Der Abend des 23. Oktobers schien ein Abend zu sein, den sich viele Altkalksburgerinnen und Altkalksburger im Terminkalender vermerkt haben. Denn just an diesem Abend waren die Räumlichkeiten der Vereinigung besonders gut gefüllt. Aber es war alles andere als verwunderlich, schließlich war mit Dr. Michael Kraus (MJ65) ein besonderer Gast der Einladung des Clubs gefolgt. Der Anlass seines Besuchs war ein Vortrag über ein ebenso faszinierendes wie geheimnisvolles Thema: Die Freimaurer und insbesondere deren Situation in Österreich. Wer wäre wohl dafür besser geeignet als Dr. Kraus, welcher seit mehr als 30 Jahren aktives Mitglied der Organisation ist und davon 6 Jahre lang das höchste Amt, das eines Großmeisters, bekleidete.

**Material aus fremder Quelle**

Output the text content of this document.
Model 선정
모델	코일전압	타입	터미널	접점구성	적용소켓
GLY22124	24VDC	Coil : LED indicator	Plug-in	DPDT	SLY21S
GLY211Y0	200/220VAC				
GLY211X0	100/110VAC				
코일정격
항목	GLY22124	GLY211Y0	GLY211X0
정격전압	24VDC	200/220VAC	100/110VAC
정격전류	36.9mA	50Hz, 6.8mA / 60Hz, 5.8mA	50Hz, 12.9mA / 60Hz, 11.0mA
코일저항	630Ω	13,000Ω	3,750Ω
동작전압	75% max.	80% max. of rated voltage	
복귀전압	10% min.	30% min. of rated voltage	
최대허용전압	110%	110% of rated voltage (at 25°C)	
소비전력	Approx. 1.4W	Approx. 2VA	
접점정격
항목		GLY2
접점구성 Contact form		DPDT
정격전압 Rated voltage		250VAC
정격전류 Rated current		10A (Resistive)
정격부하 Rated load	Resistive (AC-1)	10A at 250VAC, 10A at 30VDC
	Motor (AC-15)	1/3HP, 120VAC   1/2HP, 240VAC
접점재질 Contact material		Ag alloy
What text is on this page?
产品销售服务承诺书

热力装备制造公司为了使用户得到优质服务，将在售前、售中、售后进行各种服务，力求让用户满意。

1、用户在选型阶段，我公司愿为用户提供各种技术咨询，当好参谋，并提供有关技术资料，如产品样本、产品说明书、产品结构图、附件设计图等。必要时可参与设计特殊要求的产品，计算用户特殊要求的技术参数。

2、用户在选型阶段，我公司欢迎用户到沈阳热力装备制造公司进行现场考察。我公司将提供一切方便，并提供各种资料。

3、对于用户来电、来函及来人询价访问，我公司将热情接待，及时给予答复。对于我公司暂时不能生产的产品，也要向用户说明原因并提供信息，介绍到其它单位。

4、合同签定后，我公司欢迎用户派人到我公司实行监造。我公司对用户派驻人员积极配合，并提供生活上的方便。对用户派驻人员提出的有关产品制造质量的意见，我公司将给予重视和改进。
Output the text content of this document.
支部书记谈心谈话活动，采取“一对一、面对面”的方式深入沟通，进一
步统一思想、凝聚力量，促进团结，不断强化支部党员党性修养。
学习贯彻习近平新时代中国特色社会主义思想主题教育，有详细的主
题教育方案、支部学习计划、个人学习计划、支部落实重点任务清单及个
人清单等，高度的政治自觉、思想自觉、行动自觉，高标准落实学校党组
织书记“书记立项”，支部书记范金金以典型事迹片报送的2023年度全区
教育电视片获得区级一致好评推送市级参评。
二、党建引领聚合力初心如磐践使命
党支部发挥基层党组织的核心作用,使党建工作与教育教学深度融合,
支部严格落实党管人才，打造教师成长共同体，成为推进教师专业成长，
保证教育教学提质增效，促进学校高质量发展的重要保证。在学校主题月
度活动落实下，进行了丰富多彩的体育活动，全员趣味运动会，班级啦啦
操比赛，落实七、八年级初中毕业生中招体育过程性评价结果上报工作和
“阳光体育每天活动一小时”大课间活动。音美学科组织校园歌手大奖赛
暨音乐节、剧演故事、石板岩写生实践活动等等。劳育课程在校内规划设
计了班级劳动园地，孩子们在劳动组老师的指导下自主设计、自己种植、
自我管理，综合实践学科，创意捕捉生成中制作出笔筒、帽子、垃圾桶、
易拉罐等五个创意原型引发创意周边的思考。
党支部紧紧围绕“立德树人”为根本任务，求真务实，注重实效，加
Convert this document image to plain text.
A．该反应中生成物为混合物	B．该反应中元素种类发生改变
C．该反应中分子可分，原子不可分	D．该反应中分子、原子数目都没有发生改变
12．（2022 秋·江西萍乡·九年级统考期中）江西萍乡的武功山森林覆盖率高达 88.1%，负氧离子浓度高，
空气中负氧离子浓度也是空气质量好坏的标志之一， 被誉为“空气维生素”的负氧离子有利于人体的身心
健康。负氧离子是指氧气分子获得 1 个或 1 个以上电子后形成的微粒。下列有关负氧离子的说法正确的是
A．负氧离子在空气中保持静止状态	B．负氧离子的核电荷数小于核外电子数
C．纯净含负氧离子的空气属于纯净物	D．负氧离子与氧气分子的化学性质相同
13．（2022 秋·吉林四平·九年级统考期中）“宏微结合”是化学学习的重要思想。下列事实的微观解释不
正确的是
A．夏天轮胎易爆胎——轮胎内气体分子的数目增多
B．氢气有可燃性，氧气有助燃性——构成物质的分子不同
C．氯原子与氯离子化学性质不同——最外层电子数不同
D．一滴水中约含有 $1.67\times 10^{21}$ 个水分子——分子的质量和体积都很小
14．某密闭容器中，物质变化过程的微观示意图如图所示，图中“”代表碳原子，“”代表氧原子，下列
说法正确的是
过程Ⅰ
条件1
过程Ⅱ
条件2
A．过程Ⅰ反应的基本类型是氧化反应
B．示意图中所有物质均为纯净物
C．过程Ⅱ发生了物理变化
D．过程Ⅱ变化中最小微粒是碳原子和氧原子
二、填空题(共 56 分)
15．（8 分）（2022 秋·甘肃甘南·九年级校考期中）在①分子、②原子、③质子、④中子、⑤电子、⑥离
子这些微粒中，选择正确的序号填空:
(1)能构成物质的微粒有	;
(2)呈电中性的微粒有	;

Auf die allgemeine Frage, ob es sich bei den Freimaurern – ein Begriff, der auf das Spätmittelalter und Frühe Neuzeit zurückgeht und ursprünglich Steinbildhauer bezeichnete (engl. "freemasons") – um einen Geheimbund handelt, meinte der Vortragende, sie seien es insofern, als, dem "Grundsatz der Verschwiegenheit" folgend, kein Mitglied ein anderes zu dessen Lebzeiten der Öffentlichkeit als solches deklarieren darf. Als Anschauungsbeispiel bemerkte er, im Kreise der Anwesenden einige "Kollegen" erkennen zu können, ohne verständlicherweise deren Identität offenzulegen. Die Organisation ist juristisch gesehen ein Verein. Als solcher sind seine Statuten sowie die führenden Mitglieder, darunter der bereits erwähnte Großmeister und die direkt unter ihm Stehenden, der Öffentlichkeit bekannt. Die übrigen und damit die Mehrheit der Mitglieder bleibt anonym. Der Bund tritt heutzutage auch nicht als geschlossene Einheit nach außen auf, sondern jeder hat sich auf seine Weise unabhängig in der Gesellschaft zu engagieren. So beteiligte sich die Freimaurerei zwar als gesellschaftspolitischer Akteur, mitunter erfolgreich, an der Entwicklung der Weltpolitik, beispielsweise bei der Entstehung der US-amerikanischen Verfassung, im Verlauf der Französischen Revolution von 1789, im Rahmen des Unabhängigkeitskriegs in Lateinamerika unter Simón Bolívar (1783-1830), welcher selbst ein Freimaurer war, oder beim "Zug der Tausend" von Giuseppe Garibaldi (1807-1882), einem weiteren Mitglied des Bundes. Diese Teilnahme am politischen Geschehen konnte jedoch zu Konflikten mit weltlicher oder geistlicher Obrigkeit führen und infolgedessen Verfolgungen und Verbote, wie jene in Österreich in den Jahren 1742 und 1795, nach sich ziehen. Diese Gründe lassen die heutigen Mitglieder einen möglichst wenig direkten Einfluss auf die Gesellschaft erwägen.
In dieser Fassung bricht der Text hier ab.